I was worried when my incense didn’t show up yesterday, so I emailed them to ask when it was shipped. Well, it turns out that it wasn’t even shipped till the 18th, and not the 15th or 16th as I thought was the case. This means that as long as all the Christmas packages don’t hold it up, I should have it on Monday.
As I figured would be the case, I still can’t get my money from Netflip any more than I can get the two gift certificate cards I was supposed to get. It makes me wonder if Memolink will do the same thing and cheat me out of my certificate once I gain enough points.
We still don’t know for sure when we’re moving or where to, but Tom assures me we won’t end up where there are people because it’s too expensive to go where there are people which is usually where there are paved roads, sewers, mail and trash services, etc.
Another pound bites the dust. I’m at 128 now. The hunger gets pretty bad at times, but I’m surviving. I seem to have gone down a bit in the waist, lower back and thighs, but at just a 2-pound loss this is mostly due to the toning and reshaping of my muscles rather than weight-loss. I’m going farther in less time too, picking up my pace as my legs get stronger and I gain more stamina. Ideally, I’d like to lose 30 pounds but will settle for 20. Hell, I’d even settle for 10, since weighing 120 would be better than 130, even if I’d still be rather chubby.

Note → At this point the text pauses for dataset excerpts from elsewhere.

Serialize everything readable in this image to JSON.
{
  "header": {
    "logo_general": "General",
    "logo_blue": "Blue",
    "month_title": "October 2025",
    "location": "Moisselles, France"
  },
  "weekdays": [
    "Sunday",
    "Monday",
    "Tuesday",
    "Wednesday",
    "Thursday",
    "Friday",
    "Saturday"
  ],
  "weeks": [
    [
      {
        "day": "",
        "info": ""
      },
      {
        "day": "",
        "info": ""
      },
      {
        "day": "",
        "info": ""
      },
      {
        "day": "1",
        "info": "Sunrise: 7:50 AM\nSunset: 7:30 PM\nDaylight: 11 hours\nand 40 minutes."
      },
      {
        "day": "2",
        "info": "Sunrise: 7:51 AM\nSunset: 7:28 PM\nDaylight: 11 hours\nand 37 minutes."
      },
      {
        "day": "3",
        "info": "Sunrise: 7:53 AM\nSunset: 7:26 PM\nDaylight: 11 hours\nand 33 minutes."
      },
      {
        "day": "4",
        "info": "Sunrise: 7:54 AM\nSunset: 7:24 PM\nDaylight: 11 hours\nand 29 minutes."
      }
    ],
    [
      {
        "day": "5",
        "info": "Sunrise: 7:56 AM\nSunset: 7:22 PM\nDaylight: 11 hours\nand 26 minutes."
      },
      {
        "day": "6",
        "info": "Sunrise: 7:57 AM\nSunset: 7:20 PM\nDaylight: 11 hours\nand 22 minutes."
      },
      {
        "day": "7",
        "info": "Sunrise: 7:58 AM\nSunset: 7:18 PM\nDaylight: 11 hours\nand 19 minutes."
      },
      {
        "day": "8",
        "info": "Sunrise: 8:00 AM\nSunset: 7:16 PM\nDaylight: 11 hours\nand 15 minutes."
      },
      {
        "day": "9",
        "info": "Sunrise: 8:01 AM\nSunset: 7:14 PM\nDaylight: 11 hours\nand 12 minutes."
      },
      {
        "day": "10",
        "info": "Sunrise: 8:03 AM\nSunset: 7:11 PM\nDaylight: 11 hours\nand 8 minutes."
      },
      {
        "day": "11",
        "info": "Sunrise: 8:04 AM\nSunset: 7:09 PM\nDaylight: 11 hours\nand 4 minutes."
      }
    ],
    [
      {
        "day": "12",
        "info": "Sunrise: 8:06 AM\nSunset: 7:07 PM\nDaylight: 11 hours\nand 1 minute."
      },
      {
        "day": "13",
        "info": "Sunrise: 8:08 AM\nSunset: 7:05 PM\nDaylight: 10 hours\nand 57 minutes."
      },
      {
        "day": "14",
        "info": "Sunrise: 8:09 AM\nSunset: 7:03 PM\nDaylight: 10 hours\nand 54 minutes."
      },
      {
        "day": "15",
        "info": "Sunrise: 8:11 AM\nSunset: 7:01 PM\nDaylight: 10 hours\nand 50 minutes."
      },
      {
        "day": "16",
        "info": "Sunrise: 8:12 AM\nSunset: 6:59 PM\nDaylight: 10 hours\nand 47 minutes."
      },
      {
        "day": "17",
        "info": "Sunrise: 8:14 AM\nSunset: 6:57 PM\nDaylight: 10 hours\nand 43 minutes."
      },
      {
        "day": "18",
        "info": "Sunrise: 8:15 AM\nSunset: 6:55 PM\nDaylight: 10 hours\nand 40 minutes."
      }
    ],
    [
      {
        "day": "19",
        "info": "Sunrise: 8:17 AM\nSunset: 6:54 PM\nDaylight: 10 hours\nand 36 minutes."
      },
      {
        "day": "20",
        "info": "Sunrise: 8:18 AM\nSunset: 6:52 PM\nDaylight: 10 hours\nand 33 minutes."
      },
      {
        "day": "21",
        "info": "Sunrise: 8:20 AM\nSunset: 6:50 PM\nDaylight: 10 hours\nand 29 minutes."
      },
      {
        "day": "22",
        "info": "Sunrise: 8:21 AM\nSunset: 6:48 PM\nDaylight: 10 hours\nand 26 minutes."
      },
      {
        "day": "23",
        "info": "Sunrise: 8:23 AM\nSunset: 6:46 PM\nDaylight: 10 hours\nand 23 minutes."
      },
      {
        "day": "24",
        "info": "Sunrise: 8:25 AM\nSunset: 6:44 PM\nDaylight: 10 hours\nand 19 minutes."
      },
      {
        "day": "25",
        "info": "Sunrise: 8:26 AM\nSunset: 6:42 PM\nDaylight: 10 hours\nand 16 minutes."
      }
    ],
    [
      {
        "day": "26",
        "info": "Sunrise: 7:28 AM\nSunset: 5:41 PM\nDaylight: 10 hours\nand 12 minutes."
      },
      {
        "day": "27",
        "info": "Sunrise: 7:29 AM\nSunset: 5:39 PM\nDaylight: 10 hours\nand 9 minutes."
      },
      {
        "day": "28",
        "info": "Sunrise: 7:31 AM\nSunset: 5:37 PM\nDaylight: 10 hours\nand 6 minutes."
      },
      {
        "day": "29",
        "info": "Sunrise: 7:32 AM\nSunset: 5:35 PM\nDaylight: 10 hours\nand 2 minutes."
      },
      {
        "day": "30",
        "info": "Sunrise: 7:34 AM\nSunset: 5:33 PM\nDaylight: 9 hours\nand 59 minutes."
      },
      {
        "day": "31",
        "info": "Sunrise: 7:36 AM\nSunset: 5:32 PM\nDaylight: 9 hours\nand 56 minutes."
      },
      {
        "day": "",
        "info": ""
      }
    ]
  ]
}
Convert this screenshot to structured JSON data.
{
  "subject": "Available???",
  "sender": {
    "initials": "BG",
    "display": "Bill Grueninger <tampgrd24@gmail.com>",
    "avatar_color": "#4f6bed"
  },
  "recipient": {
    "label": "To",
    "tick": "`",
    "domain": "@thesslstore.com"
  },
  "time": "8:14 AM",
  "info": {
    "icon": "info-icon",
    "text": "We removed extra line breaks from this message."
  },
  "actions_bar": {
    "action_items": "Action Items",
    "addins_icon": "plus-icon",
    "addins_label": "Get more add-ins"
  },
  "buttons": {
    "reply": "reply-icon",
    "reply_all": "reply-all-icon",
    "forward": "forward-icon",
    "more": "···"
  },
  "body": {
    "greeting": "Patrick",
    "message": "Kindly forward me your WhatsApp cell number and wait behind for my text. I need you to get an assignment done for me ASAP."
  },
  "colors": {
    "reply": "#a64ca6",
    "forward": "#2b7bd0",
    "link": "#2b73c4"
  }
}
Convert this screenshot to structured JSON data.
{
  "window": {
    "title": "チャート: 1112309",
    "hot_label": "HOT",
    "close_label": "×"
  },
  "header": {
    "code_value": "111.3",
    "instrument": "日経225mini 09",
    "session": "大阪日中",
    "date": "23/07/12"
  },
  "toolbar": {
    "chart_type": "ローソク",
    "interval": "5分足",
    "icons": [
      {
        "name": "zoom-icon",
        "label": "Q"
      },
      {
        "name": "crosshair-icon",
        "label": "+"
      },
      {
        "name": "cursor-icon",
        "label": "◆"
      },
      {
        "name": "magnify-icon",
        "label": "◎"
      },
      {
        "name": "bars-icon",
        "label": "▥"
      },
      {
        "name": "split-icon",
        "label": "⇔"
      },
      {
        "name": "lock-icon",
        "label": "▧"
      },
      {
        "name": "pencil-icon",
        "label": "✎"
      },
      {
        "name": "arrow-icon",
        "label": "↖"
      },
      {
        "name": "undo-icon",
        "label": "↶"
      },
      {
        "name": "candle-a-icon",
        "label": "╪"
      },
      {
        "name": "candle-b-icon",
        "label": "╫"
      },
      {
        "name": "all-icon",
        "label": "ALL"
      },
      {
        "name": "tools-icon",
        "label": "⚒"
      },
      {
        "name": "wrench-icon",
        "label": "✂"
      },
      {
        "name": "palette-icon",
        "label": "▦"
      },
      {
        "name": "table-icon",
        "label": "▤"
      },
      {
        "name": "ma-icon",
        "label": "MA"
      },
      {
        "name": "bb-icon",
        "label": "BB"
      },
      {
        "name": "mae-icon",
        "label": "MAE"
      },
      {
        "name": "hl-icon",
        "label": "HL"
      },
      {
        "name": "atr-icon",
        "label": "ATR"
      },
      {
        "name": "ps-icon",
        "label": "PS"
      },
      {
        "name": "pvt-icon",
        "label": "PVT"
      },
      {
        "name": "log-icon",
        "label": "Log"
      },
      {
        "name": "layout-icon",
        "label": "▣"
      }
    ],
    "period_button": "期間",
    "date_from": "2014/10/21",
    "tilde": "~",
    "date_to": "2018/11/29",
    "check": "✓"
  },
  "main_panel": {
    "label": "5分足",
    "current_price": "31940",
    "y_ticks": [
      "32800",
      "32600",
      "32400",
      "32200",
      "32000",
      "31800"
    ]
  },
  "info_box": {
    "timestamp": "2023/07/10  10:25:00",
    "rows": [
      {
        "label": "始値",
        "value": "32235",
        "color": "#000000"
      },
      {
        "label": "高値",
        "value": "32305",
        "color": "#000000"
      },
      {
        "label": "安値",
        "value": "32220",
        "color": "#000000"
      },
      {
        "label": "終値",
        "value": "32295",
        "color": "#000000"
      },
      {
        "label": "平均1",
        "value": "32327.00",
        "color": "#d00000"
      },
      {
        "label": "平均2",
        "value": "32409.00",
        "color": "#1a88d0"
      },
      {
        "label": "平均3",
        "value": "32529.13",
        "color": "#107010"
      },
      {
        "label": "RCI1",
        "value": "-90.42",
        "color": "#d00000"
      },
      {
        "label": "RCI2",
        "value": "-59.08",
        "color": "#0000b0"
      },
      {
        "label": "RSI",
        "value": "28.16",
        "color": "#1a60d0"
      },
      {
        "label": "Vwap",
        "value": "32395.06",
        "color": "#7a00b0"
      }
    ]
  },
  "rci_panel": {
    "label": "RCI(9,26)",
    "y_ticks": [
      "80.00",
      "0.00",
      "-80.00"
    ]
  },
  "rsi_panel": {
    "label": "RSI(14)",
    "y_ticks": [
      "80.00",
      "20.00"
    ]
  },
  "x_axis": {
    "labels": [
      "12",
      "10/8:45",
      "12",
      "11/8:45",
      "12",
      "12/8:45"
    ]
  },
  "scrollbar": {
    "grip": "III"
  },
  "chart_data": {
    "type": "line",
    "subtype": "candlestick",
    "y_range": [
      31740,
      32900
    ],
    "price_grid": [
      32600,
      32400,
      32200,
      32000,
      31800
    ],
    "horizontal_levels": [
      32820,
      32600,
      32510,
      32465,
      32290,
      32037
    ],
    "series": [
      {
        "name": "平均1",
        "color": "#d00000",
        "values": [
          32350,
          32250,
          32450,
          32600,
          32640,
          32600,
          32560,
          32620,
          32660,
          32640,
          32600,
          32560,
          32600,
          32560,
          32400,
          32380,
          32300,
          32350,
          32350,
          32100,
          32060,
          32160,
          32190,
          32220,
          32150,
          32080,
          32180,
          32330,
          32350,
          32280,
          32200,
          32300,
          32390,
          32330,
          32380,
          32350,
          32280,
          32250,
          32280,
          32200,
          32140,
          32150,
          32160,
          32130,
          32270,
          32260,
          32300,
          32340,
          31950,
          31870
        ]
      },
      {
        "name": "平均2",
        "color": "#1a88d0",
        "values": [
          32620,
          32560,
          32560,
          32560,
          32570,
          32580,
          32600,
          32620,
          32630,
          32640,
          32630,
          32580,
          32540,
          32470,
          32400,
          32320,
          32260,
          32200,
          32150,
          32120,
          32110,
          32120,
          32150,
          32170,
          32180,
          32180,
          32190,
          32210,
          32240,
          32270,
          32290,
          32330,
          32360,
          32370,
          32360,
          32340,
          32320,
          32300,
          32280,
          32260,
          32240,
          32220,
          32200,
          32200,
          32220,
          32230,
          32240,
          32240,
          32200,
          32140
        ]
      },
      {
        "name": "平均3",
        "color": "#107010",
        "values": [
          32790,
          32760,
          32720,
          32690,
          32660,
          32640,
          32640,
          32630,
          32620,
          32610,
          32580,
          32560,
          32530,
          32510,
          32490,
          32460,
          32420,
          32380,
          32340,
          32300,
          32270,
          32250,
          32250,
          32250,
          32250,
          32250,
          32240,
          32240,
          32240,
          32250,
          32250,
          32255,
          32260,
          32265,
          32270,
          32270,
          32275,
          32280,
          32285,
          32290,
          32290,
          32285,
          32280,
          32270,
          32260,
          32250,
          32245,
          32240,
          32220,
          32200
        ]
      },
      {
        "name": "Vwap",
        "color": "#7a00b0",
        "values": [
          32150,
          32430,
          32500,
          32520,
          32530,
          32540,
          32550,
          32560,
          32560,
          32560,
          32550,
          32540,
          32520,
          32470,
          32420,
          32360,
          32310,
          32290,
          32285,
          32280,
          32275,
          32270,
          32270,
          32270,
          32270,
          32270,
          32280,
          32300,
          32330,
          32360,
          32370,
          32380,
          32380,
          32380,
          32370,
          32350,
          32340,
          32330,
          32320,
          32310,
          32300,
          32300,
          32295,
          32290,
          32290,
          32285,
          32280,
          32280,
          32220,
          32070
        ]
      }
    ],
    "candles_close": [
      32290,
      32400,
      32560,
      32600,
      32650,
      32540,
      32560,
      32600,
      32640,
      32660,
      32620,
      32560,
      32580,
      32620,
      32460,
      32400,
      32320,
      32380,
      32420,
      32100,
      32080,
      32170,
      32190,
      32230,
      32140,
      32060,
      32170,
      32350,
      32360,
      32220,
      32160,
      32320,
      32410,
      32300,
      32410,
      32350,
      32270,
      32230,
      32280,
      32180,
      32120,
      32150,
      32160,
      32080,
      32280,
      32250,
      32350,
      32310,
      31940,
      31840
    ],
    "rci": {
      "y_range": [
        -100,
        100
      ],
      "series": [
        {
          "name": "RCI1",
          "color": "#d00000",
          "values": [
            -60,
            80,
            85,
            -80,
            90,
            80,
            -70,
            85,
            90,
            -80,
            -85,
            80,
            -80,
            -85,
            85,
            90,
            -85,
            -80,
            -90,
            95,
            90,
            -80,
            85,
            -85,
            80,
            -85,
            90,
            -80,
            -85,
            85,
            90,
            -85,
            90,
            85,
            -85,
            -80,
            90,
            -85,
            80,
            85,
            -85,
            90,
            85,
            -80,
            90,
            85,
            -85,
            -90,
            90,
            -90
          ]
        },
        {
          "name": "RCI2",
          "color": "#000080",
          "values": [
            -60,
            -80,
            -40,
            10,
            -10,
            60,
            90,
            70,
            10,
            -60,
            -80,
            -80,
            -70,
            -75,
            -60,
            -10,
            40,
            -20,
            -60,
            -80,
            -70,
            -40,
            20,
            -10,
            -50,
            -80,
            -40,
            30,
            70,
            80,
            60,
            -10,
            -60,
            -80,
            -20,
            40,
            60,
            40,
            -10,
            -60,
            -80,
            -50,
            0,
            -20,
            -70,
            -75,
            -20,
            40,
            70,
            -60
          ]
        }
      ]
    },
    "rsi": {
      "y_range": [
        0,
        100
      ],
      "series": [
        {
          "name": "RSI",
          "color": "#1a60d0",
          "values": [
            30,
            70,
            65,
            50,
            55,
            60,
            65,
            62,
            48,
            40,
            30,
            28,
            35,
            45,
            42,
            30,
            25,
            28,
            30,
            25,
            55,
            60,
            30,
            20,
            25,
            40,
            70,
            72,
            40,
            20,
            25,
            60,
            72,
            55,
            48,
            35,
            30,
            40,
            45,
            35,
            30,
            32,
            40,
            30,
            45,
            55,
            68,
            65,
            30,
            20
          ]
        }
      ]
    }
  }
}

As with most things in life, I have mixed emotions about us cutting off all ties with Marge which we are prepared to do if they continue to be as selfish and as uncaring as they have been. On the one hand, we could really use the money we normally get for Christmas, but on the other, I don’t want to know her or Mary anymore. I’m just sick as shit of them. While they may never be as bad as my family’s been, they’ve been bad enough and I certainly wouldn’t miss them if I never saw them again. We just don’t want to know people who don’t give a damn about us. Also, if they have any connection whatsoever to Art and Doe as I believe they do, that’s another reason I don’t want to know them. When one of them croaks, the other’s going to go running to Marge about it who’ll run to me, and I won’t want to know about it then any more than I’d want to know about it now or since ’98 when I cut them out of my life for good. Sooner or later, be it Doe, Art, Tammy or Lisa, one of them is going to try to use and go through Marge to get at me, be it to cause me more trouble or try to reunite with me, and after 32 years of dealing with their never-ending cycle of abuse like I did, I don’t need history repeating itself. I know all I’d have to do is ignore them, even if Marge does give them our address and number against our wishes, but still, it’s the reminder of their existence I could do without. I’m reminded enough as it is in my memories and nightmares, so I don’t need the extra help. Nonetheless, whether or not we cut them off is up to them. It’ll depend on how things go when Tom sees them next.